Kyle Goodwin is one of many innocent third parties who are now locked out of their data, the EFF contends

The Electronic Frontier Foundation (EFF) filed a brief on Friday asking a federal court to figure out a way to return data to Megaupload users cut off from their files in January.

Legitimate third parties who held the copyright for their data have not been able to access their files since Jan. 19, according to the EFF. The file-sharing site was shut down due to copyright infringement allegations by the U.S. Department of Justice.

Carpathia Hosting, which hosted much of Megaupload's data, has since asked a federal court to either allow it to start deleting data or make other interested parties pay for its hosting, which it said costs US$9,000 a day.

The EFF's brief was filed in U.S. District Court for the Eastern District of Virginia on behalf of Kyle Goodwin, an Ohio-based sports reporter who used Megaupload legitimately for storing videos.

"It is one thing to take legal action against an alleged copyright infringer," according to the brief. "It is quite another to do so at the expense of entirely innocent third parties, with no attempt to prevent or even mitigate the collateral damage."
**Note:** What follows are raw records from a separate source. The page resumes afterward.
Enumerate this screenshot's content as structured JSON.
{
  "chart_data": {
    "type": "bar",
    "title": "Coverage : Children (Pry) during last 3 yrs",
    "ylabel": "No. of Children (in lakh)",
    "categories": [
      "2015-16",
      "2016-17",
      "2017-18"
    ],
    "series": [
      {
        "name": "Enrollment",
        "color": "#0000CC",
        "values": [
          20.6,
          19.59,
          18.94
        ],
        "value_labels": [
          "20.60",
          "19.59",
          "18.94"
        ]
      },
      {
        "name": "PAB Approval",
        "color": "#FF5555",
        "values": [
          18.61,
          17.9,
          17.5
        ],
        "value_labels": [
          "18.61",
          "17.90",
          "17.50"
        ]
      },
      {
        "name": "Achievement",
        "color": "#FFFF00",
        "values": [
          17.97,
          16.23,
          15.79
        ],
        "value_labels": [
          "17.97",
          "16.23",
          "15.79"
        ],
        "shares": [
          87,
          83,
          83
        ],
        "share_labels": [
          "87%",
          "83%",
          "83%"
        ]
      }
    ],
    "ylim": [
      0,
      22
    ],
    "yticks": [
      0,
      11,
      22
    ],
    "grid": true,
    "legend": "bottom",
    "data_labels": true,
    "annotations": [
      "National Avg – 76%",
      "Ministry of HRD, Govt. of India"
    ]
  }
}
Goodwin runs a business reporting on local sporting events and used Megaupload as a remote backup, the EFF wrote. His hard drive crashed, but he was unable to retrieve his data after Megaupload was shuttered.

Carpathia has so fair maintained Megaupload's 28 petabytes of data but said it can't access it. Megaupload wants the data retained, but its funds have been frozen since the site was shutdown. The U.S. government said it copied the data it needs for the case.

The Motion Picture Association of America (MPAA) has said it wants the data preserved since the organization may have civil claims against Megaupload and users who may have infringed copyrights using the site.

Seven people and two companies are charged with copyright infringement and money laundering in connection with Megaupload, which federal prosecutors allege caused more than $500 billion in damages to copyright holders.

Megaupload's founder, Kim Dotcom, remains free on bail in New Zealand, although the U.S. plans to try to extradite him to face trial.